Terbelahnya Brunei Darussalam
Pembagian Wilayah Brunei Menjadi 4 Distrik. Sumber: Sulaiman & Shahdan, 2007. |
Wilayah Brunei terbagi menjadi dua bagian yang dipisahkan oleh negara bagian Sarawak, Malaysia. Wilayah utama Brunei berada di bagian barat dan satunya lagi merupakan wilayah Temburong yang merupakan eksklave di bagian timur.
Lantas, mengapa wilayah Brunei ini bisa terbagi menjadi dua bagian? Untuk menjawab pertanyaan tersebut mari kita kembali ke sekitar awal abad ke-15. Saat itu wilayah Kesultanan Brunei mencakup seluruh daerah pesisir dari pulau Kalimantan
bahkan hingga ke Filipina
Namun, seiring berjalannya waktu, kekuatan dari Kesultanan Brunei terus
menurun yang membuat cakupan wilayahnya juga ikut mengecil hingga pada tahun
1839 datanglah orang-orang yang menjadi penyebab dari banyak masalah perbatasan negara yang ada
di dunia termasuk yang paling terkenal yaitu konflik Palestina-Israel, Inggris.
Pada tahun tersebut seorang pelaut dari
Inggris yang bernama James Brooke berhasil meredam pemberontakan yang terjadi di wilayah Sarawak.

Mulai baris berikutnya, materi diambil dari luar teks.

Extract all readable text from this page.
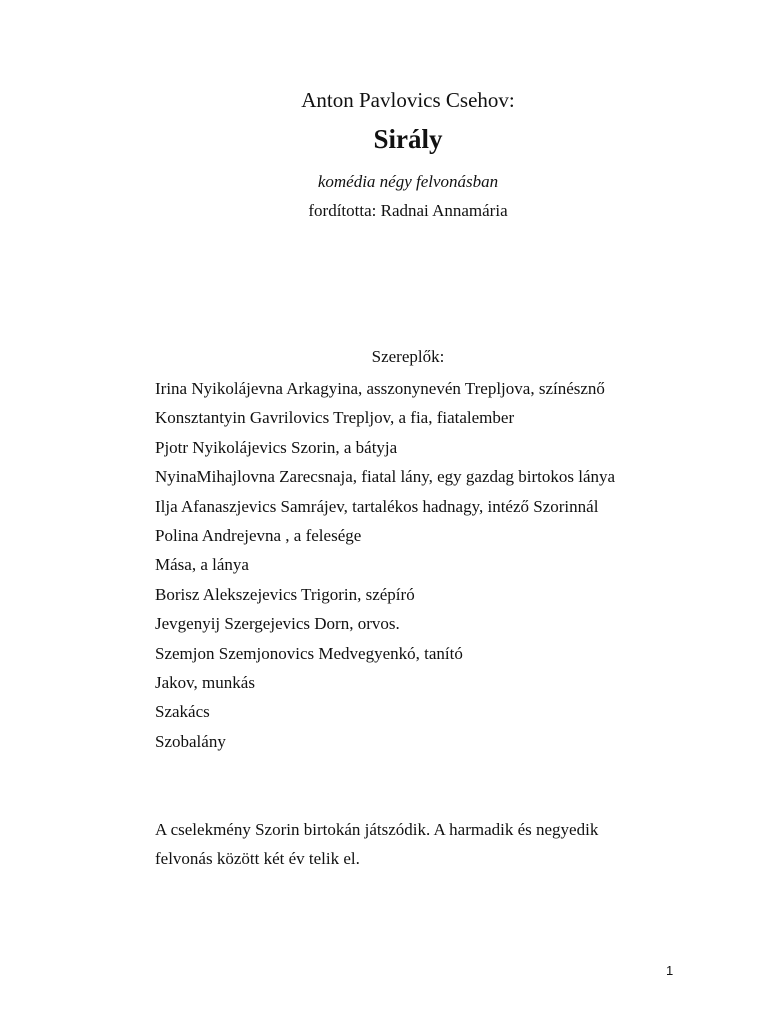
Anton Pavlovics Csehov:
Sirály
komédia négy felvonásban
fordította: Radnai Annamária
Szereplők:
Irina Nyikolájevna Arkagyina, asszonynevén Trepljova, színésznő
Konsztantyin Gavrilovics Trepljov, a fia, fiatalember
Pjotr Nyikolájevics Szorin, a bátyja
NyinaMihajlovna Zarecsnaja, fiatal lány, egy gazdag birtokos lánya
Ilja Afanaszjevics Samrájev, tartalékos hadnagy, intéző Szorinnál
Polina Andrejevna , a felesége
Mása, a lánya
Borisz Alekszejevics Trigorin, szépíró
Jevgenyij Szergejevics Dorn, orvos.
Szemjon Szemjonovics Medvegyenkó, tanító
Jakov, munkás
Szakács
Szobalány
A cselekmény Szorin birtokán játszódik. A harmadik és negyedik
felvonás között két év telik el.
1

Saat itu wilayah Sarawak hanya terdiri dari bagian wilayah Kucing dan serial serta masih di bawah pemerintahan Kesultanan Brunei.
Karena keberhasilan tersebut akhirnya James Brooke ditunjuk untuk memerintah
Sarawak keluarga Brooke yang memerintah Sarawak dikenal juga dengan sebutan Raja Putih. Setelah menguasai wilayah Serawak selanjutnya mulai dari tahun 1841 keluarga Brooke terus memperluas wilayah Sarawak. Pada tahun 1882 wilayah Sarawak meluas hingga ke Sungai Baram yang menjadi
batas barat dari wilayah Brunei yang sekarang.

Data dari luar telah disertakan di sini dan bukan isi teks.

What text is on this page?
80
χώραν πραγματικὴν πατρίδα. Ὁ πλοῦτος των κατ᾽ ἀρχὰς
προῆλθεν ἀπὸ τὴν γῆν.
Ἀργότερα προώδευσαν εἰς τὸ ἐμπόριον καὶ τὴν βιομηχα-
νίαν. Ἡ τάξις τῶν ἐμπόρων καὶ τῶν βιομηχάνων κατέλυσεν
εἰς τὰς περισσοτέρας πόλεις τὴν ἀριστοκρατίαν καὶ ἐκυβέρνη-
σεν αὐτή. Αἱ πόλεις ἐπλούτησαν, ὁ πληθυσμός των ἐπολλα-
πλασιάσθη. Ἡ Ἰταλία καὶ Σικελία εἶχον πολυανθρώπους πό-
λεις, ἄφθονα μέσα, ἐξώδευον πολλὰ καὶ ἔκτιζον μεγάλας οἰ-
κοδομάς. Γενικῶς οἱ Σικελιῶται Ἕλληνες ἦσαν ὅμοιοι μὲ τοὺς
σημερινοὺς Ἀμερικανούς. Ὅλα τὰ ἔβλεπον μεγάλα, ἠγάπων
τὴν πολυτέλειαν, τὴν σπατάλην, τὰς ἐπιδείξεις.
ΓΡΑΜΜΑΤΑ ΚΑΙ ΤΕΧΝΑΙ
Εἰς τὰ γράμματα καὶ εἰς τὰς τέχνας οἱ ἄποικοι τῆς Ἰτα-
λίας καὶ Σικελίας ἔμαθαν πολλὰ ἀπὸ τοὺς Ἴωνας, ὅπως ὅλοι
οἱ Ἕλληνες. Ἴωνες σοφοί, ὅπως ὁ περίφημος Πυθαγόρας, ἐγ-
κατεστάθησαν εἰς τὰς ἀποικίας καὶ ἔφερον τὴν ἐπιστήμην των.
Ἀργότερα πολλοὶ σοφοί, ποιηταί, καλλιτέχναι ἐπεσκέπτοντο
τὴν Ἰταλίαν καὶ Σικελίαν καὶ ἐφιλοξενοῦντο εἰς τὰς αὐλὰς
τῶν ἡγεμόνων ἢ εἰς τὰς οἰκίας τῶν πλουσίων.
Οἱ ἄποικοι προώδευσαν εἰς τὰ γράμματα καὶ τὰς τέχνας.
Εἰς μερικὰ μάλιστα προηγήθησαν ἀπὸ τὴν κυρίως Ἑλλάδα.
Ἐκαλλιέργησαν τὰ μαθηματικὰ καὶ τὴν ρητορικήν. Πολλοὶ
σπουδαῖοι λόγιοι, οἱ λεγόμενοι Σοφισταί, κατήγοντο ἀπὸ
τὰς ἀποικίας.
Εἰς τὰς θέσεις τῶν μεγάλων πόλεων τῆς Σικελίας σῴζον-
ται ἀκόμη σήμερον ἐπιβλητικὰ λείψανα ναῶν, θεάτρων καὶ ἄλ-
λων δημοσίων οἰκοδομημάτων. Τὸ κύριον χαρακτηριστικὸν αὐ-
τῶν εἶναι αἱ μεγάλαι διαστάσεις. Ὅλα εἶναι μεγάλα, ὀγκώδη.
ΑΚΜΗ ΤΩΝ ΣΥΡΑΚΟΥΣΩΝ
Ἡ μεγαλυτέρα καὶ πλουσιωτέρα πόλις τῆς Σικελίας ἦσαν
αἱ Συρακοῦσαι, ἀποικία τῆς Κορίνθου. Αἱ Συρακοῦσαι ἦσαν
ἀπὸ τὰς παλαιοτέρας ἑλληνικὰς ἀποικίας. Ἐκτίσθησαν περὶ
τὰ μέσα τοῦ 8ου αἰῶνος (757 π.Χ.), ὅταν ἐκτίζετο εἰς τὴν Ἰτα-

Selang 2 tahun kemudian Sarawak juga merebut wilayah Terusan. Pada saat itulah untuk pertama kalinya wilayah Brunei terbagi menjadi dua bagian. Namun dua bagian wilayah yang terbagi tersebut berbeda dengan wilayah Brunei yang sekarang. Tidak cukup sampai di situ, pada tahun 1890 Sarawak melakukan aneksasi atau merebut secara paksa wilayah Limbang dari Brunei karena dianggap penting secara ekonomi. Akibatnya, silayah Brunei yang tersisa saat itu bahkan terbagi menjadi 3 bagian. Pada tahun 1905 Sarawak kembali menganeksasi wilayah Lawas dari Brunei sehingga membuat wilayah Brunei yang tersisa hanya terdiri dari dua bagian yang menjadi cikal bakal wilayah Brunei yang kita ketahui saat ini.

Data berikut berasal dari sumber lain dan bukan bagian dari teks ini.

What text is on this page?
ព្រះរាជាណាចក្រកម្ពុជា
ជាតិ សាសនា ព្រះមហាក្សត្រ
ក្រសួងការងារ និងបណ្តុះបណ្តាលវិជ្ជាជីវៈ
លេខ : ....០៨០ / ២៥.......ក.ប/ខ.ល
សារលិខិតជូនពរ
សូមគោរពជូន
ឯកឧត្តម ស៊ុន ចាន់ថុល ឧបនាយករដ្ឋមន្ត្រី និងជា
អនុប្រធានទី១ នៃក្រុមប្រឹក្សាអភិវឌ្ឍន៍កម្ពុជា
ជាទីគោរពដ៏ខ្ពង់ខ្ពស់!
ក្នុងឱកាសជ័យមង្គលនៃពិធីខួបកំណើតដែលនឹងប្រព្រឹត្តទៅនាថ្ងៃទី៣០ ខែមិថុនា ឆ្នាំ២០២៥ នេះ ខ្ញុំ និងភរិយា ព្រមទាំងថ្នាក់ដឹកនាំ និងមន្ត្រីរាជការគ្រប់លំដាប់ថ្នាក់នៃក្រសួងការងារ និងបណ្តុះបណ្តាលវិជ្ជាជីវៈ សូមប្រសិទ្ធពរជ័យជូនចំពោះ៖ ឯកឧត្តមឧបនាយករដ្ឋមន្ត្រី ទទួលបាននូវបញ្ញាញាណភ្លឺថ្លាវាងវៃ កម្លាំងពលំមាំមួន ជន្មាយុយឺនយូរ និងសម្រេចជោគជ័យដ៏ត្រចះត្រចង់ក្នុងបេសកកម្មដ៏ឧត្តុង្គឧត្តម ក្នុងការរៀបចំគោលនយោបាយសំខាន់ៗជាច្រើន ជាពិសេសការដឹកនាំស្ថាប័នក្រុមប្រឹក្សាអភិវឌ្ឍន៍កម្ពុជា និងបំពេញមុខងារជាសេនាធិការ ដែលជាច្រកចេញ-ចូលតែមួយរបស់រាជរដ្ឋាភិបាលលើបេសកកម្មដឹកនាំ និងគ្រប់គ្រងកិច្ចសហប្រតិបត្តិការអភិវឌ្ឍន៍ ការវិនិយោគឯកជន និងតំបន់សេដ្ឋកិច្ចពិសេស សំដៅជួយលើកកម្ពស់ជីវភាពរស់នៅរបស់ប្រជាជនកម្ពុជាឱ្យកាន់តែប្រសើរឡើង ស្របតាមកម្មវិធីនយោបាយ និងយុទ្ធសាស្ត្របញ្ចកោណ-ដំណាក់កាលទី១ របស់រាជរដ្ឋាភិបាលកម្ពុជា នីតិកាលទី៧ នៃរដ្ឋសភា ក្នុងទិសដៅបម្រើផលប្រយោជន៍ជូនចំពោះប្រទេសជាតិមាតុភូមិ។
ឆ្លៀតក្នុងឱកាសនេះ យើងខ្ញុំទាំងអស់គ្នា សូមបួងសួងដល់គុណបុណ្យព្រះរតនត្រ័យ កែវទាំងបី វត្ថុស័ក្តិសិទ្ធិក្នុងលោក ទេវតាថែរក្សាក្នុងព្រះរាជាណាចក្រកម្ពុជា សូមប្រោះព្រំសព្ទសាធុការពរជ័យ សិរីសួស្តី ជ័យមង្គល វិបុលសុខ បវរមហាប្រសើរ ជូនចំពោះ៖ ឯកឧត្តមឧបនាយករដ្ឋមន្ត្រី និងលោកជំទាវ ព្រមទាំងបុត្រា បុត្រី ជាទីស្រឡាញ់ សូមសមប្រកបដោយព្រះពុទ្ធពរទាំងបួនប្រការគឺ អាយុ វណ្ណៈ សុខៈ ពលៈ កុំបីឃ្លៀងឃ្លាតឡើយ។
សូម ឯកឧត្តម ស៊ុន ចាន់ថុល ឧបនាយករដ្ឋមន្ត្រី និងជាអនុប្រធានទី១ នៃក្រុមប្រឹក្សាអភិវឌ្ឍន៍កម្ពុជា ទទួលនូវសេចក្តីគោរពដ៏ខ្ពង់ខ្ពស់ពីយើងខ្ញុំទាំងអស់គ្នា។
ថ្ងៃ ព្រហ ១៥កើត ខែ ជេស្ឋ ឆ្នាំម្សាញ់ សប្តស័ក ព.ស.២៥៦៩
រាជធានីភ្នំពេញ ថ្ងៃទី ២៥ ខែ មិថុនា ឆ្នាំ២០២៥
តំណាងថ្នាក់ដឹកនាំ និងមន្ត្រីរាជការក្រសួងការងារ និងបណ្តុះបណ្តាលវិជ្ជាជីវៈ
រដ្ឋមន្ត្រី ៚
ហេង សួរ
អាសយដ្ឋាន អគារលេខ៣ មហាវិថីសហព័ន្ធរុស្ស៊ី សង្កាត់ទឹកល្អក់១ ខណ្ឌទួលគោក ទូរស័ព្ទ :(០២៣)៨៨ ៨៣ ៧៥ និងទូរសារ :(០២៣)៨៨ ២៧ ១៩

Setelah tahun tersebut tidak ada perubahan lagi dari wilayah daratan Brunei
hingga negara ini mencapai kemerdekaannya dari Inggris pada tanggal 1 Januari 1984. Saat ini wilayah Brunei tidak terpisah lagi sepenuhnya seperti yang kita lihat
pada peta. Pada tahun 2014 telah dibangun jembatan untuk menghubungkan bagian
wilayah utama Brunei dengan wilayah eksklave Temburong.
Jembatan tersebut mulai dibuka pada Maret 2020 dan dinamai dengan jembatan Sultan Haji Omar Ali Saifudin yang dianggap sebagai Bapak Arsitek Brunei modern. Jembatan tersebut juga menjadi jembatan terpanjang di Asia Tenggara dengan panjang mencapai 30 km. Dengan adanya jembatan baru itu, perjalanan antar dua wilayah Brunei ini dapat ditempuh dengan waktu yang lebih singkat tanpa harus melalui wilayah Malaysia terlebih dahulu.